Grasslands Bakery and Cafe Closing 01-31-10

My mom called me last Wednesday, January 13, to tell me that she and my dad just decided to close The Grasslands at the end of the month. My mom has some health concerns. Even though it’s very sudden, that’s just how it has to be. I think only people who’ve confronted a serious health crisis know how it becomes easy to just drop everything; there really isn’t any alternative.

My brother John was visiting from Boston when my parents made the decision to close; he’s going home in about….8 hours. John teaches music at Clark College in Worcester, MA. I went to visit him and my parents today at The Grasslands; here they are, doesn’t my mom look just crazy-happy? Probably because she has about half-a-dozen days left to wake up at 3:00AM to bake:


John’s piano teacher–Bernice Pomeroy–from his teen years came in to see John, and also because she heard The Grasslands is closing:

John and my dad played some music together, here they are playing a Lenorard Cohen tune:

And here they are playing a guitar duet, an Eagles tune:

And finally, here’s John playing guitar, accompanying me on the fiddle. Notice that the chairs have arms. DO NOT play the fiddle in a chair with arms. I should know better.

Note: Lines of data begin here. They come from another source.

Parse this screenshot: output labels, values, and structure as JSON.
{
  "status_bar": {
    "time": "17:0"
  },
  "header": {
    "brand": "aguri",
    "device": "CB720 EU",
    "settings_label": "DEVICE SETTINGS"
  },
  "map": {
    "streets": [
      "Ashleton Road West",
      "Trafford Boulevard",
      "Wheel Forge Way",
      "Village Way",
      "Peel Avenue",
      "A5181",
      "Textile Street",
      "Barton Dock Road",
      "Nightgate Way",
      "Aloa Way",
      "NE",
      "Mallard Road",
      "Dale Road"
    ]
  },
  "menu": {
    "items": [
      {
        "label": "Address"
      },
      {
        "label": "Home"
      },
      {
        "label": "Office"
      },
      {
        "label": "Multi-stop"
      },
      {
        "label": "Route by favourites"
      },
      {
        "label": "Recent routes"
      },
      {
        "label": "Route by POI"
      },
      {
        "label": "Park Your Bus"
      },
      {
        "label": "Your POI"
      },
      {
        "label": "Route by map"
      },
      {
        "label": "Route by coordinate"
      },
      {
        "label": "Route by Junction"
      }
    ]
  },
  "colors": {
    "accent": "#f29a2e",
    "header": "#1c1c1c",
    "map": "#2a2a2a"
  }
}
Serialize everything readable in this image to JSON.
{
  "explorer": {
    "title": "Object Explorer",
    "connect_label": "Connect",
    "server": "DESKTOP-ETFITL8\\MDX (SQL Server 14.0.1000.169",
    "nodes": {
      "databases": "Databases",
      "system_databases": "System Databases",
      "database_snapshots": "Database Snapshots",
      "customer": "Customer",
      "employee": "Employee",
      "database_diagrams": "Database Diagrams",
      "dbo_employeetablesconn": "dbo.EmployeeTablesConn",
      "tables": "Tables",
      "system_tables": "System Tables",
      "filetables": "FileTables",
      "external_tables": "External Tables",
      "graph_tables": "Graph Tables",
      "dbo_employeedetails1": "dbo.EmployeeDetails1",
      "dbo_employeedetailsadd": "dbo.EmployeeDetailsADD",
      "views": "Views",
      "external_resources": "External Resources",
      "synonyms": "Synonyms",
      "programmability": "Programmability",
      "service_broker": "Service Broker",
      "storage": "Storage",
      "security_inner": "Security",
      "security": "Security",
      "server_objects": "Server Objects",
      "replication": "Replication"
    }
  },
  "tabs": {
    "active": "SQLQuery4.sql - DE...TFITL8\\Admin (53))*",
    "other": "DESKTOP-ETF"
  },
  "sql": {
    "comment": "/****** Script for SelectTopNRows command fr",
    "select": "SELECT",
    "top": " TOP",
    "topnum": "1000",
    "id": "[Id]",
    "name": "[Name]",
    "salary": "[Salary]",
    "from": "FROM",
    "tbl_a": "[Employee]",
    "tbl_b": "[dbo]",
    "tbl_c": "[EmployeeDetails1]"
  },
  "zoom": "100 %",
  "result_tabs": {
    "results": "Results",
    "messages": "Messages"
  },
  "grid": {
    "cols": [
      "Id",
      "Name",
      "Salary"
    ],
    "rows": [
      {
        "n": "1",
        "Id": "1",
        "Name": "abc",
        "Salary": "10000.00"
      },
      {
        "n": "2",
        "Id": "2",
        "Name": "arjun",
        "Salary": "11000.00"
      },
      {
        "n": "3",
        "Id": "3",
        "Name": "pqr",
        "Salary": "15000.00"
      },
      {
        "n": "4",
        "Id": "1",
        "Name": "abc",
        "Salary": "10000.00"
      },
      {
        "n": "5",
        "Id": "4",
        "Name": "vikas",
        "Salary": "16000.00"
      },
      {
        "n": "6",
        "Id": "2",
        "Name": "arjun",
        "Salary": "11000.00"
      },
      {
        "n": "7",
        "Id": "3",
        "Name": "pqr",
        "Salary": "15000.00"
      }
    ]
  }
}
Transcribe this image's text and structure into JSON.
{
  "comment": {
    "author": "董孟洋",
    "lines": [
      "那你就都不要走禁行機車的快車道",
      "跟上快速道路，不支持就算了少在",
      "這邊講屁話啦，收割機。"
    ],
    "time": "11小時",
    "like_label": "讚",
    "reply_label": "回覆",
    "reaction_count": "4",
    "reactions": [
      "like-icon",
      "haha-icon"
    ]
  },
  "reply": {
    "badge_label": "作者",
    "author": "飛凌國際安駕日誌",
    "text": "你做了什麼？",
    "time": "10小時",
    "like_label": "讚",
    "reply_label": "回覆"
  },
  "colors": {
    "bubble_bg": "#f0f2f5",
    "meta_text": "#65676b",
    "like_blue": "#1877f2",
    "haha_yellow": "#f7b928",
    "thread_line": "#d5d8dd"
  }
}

Ouch.

John is a very gifted musician. It’s too bad he doens’t live around here, because I’d love to be able to play with such a great guitarist; he makes even the most mediocre playing shine! Oh well. One day I’ll live somewhere with great Irish tunes.

The mood was very happy. There weren’t a lot of customers. The Grasslands has been open for 14 years. It’s really an oasis, and my mom’s very kind, upbeat energy has always drawn people in; plus, she’s very good at creating a harmonious, beautiful environment–who wouldn’t want to eat in such a place?

I’ll post more photos in the next few weeks. Get in while you can for some danish.

Weeknight Sewing

I’m midway through Highest Duty by Capt. Sully Sullenberger and I continued listening to the audio book last night while I sewed; I think the story is very compelling. I love listening to a good story while I’m working on a creative project. When I’m finished I’ll write more about what I think about the book.

So, this is my “quilt top”; all my pieces of hand-dyed or screen-printed fabric are sewn together here, along with the piece of fabric along the sides with the reverse applique clouds. Remember, all this fabric was once as white as snow:

Now I’ll start adding shapes to the top, as well as cutting some away; here’s the first “sheer” shape I added, you can see it in the upper left-hand corner:

It’s faint, but that’s the idea. Soon I’ll have layers of different shapes. I hope it’ll look as cool as I imagine it.